Читать книгу Говорящие памятники. Книга II. Проклятие - Филимон Сергеев - Страница 5
Глава третья
Гиппократ и его удивительный разум
ОглавлениеСеребряный Гиппократ – фигура с маленький человеческий рост, имеющая нарядную шляпу и сильно истоптанные туфли, – появился очень скоро. Гиппократ плохо говорил по-русски, но доходчиво.
– Моё почтение, мастер. Я нахожу Ваше лицо не совсем здоровым, – сразу начал он.
– О здоровье подумать некогда, – приветливо улыбаясь, с низким поклоном, ответил хозяин. – Только болен не я, а Лев Николаевич. Он бредит в припадке. Я в растерянности… С ним такое впервые.
– Бред, бывающий вместе со смехом менее опасен, – тихо и вкрадчиво сказал Гиппократ. – Но бред серьёзный более опасен.
– Чертей баламутит писатель наш…
– Бороться с чертями – опасно. А не бороться ещё опаснее. Весь мир заполонят. Может, гомопродукты остановят прирост, – играя в мудрость, рассуждал олигарх. – Нахрапистый чёрт страшнее самого профессионального дьявола, сидящего в тёплом кабинете. Он непредсказуем и готов ободрать Землю как липку.
Хозяин с жалостью смотрел на бронзовое безжизненное лицо великого писателя, и, поняв, что он невменяем, предложил Гиппократу сесть за стол рядом с отяжелевшим русским классиком на деревянную лавку.
– Почту за честь, – сухо сказал Гиппократ.
– Врач-философ; ведь нет большой разницы между мудростью и медициной. Ваши слова, странствующий целитель?
– Да. Оно так и есть. Человек – не просто животное, постигающее земную юдоль.
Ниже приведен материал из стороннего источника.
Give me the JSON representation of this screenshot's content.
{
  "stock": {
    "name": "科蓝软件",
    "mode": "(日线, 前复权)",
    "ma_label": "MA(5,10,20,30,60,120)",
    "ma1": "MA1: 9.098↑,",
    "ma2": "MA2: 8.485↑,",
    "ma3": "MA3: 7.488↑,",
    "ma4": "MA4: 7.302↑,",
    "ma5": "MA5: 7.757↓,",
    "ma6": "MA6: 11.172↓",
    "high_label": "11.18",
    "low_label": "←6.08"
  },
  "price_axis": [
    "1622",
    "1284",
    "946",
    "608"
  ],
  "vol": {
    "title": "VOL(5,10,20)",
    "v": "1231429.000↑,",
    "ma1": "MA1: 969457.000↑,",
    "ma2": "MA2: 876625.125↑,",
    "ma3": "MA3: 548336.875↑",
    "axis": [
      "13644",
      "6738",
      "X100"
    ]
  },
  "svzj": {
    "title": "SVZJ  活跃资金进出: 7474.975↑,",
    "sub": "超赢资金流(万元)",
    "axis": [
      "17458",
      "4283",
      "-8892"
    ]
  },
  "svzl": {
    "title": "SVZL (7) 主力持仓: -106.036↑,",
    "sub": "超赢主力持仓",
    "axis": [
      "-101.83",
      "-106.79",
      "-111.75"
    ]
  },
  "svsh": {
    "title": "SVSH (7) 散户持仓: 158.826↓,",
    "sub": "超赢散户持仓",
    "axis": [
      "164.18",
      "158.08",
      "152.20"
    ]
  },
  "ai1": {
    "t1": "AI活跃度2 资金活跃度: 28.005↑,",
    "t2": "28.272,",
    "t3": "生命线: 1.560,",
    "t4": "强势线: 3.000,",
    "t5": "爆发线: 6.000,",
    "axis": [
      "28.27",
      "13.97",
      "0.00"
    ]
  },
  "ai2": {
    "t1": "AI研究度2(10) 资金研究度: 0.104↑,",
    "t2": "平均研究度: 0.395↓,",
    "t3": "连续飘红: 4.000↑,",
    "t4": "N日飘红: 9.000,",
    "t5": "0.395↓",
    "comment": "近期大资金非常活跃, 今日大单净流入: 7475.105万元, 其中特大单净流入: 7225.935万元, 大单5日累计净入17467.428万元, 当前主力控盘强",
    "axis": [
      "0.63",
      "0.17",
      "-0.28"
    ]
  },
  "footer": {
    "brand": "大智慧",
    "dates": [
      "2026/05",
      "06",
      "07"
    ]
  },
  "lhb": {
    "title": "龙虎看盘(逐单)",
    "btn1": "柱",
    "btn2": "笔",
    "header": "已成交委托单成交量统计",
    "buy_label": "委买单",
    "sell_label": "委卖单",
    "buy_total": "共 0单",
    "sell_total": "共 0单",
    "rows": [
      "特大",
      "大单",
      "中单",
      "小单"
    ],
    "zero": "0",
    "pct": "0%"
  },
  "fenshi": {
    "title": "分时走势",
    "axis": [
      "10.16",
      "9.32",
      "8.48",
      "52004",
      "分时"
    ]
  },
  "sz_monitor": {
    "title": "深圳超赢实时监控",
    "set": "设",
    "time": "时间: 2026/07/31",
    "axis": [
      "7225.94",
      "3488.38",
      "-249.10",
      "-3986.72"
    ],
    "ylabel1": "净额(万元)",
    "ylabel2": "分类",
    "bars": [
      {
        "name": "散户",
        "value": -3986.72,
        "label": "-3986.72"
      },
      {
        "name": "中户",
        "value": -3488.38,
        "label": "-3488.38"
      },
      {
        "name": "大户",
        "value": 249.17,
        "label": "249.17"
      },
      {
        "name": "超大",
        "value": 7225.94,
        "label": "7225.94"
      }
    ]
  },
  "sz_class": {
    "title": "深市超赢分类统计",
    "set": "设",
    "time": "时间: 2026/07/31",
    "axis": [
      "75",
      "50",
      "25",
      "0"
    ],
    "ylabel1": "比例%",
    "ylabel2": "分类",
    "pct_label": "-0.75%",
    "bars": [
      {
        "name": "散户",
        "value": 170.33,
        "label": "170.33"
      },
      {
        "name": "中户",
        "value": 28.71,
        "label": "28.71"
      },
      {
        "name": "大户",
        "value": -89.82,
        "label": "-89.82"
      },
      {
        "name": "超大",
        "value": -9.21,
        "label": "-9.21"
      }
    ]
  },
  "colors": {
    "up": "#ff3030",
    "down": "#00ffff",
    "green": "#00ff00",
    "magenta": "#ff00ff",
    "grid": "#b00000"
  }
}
Его разум сознательно связан с космосом. Он такой же бесконечно озарённый, постигающий в движении всё на свете, как и космос, как Вселенная. Только философ может отважиться на такое постижение. Врач помогает ему понять этот странный очаровательный мир, и без философии здесь невозможно.
– Тогда скажите мне, философ, почему технический прогресс кое-как шевелится, а псевдонравственность, изощрённая проституция, аморальное поведение растут с большой скоростью, и рожать скоро будет опасно.
– Вы что, за этим позвали меня? – нахмурился Гиппократ.
– Нет, нет, уважаемый философ. Этот вопрос волнует меня лично, потому что я собираюсь жениться. Хватит разбойничать и целовать сексуалок! Можете не отвечать!
– Нет, я отвечу, хотя бы в порядке уважения к Вам. Не Господь подарил мне вторую жизнь, а Вы – великий мастер преобразования человеческой души. Благодаря Вам, я готовлю ещё один труд. Вероятно, он будет называться «Влияние строительного камня и цветных металлов на разум говорящих памятников». Но запомните, мастер, древнюю истину: «Сколько звёзд на небе, столько обманов таит женское сердце». Любовь может переродить человека, но сосчитать звёзды она не в силах. А теперь к делу. Что произошло с классиком до припадка?
– Я ему рассказал, что в Берлине, в кафе по международным связям, собирается Бессмертный полк миллионеров. А напротив, в этом же здании и в этот же день, съезжаются сексуалки со всего мира. У них форум под названием «Секс – бессмертен». Лев Николаевич загрустил, задумался и начал высказываться про городских грешников и переодетых чертей. А ведь сначала жениться советовал, чтобы многожёнство и флирт акробатическо-постельный прекратить. Сволочкову в пример ставил. Стихи читал:
Пока тяга есть и зверь бежит,
Глухарь к кополе спешит.
А потом олигарх с грустью посмотрел на беспомощного классика
Памятник сидел за широким столом, опустив голову, и обеими руками прижимал её к поверхности стола.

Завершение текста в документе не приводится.